POEMA

NOCTURNO A DUAS VOZES


- Que posso eu fazer
senão beber-te os olhos
enquanto a noite
não cessa de crescer?

- Repara como sou jovem,
como nada em mim
encontrou o seu cume,
como nenhuma ave
poisou ainda nos meus ramos,
e amo-te,
bosque, mar, constelação.

- Não tenhas medo:
nenhum rumor,
mesmo o do teu coração,
anunciará a morte;
a morte
vem sempre de outra maneira,
alheia
aos longos, brancos
corredores da madrugada.

- Não é de medo
que tremem os meus lábios,
tremo por um fruto de lume
e solidão
que é todo o oiro dos teus olhos,
toda a luz
que meus dedos têm
para colher na noite.

- Vê como brilha
a estrela da manhã,
como a terra
é só um cheiro de eucaliptos,
e um rumor de água
vem no vento.

- Tu és a água, a terra, o vento,
a estrela da manhã és tu ainda.

- Cala-te, as palavras doem.
Como dói um barco,
como dói um pássaro
ferido
no limiar do dia.
Amo-te.
Amo-te para que subas comigo
à mais alta torre,
para que tudo em ti
seja verão, dunas e mar.


Eugénio de Andrade
(«Ostinato Rigore» - 1963-1965)

10 comentários:

Graciete Rietsch disse...

Tão lindo o poema!
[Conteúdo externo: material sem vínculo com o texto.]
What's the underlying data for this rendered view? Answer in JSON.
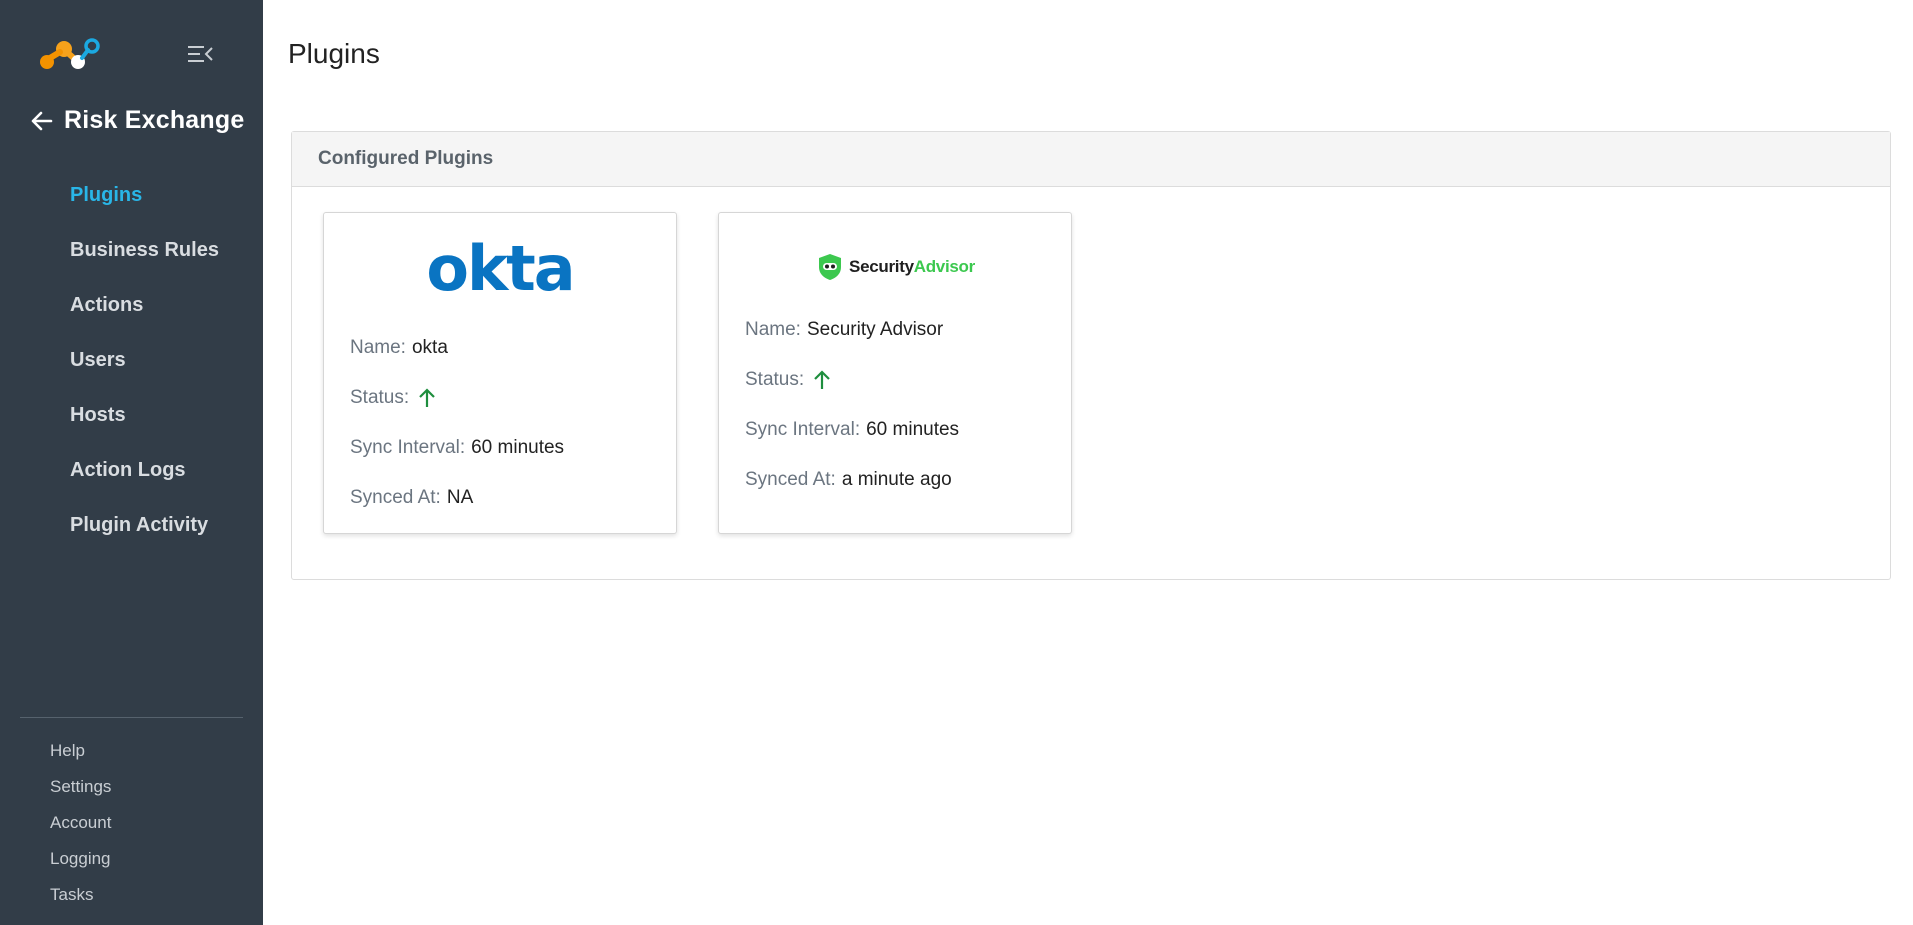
{
  "app": {
    "section_title": "Risk Exchange"
  },
  "sidebar": {
    "items": [
      {
        "label": "Plugins",
        "active": true
      },
      {
        "label": "Business Rules"
      },
      {
        "label": "Actions"
      },
      {
        "label": "Users"
      },
      {
        "label": "Hosts"
      },
      {
        "label": "Action Logs"
      },
      {
        "label": "Plugin Activity"
      }
    ],
    "bottom_items": [
      {
        "label": "Help"
      },
      {
        "label": "Settings"
      },
      {
        "label": "Account"
      },
      {
        "label": "Logging"
      },
      {
        "label": "Tasks"
      }
    ]
  },
  "page": {
    "title": "Plugins",
    "panel_title": "Configured Plugins"
  },
  "plugins": [
    {
      "logo_text": "okta",
      "name_label": "Name:",
      "name": "okta",
      "status_label": "Status:",
      "status": "up",
      "sync_label": "Sync Interval:",
      "sync_interval": "60 minutes",
      "synced_label": "Synced At:",
      "synced_at": "NA"
    },
    {
      "logo_text_a": "Security",
      "logo_text_b": "Advisor",
      "name_label": "Name:",
      "name": "Security Advisor",
      "status_label": "Status:",
      "status": "up",
      "sync_label": "Sync Interval:",
      "sync_interval": "60 minutes",
      "synced_label": "Synced At:",
      "synced_at": "a minute ago"
    }
  ],
  "colors": {
    "sidebar_bg": "#323d48",
    "active_nav": "#29b6e8",
    "status_up": "#1e8e3e",
    "okta_blue": "#0a74c2",
    "security_advisor_green": "#3cc84f"
  }
}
Faz-nos regressar à juventude e às ilusões de então.

svasconcelos disse...

Tanto afecto num poema... lindo!
beijos,

samuel disse...

"Amo-te para que subas comigo
à mais alta torre,
para que tudo em ti
seja verão, dunas e mar"

Para que tudo seja perfeito...

Abraço.

Sal disse...

Até doi, de tão belo.
Só podia ser Eugénio de Andrade!

Obrigada.
BJ

Justine disse...

O tempo da juventude, o tempo de subir aos cumes.
Faço votos para que o "ciclo Eugénio de Andrade" dure bastante:))

Fernando Samuel disse...

Graciete Rietsch Monteiro Fernandes: mais do que isso, até...
Um beijo.

smvasconcelos: é Eugénio de Andrade...
Um beijo.

samuel: este Eugénio anda sempre próximo da perfeição...
Um abraço.

Sal; de facto, ele é único...
Um beijo.

Justine: está para durar...
Um beijo.

Maria disse...

Precisava de ler este poema hoje. Mas fiquei sem palavras...

Um beijo grande

Fernando Samuel disse...

Maria: às vezes, ficar sem palavras é bom...

Um beijo grande.

Ana Camarra disse...

E o amor é assim mesmo, ipsis verbis!
Não é?

Fernando Samuel disse...

Ana Camarra: «fogo que arde sem se ver»...
Um beijo.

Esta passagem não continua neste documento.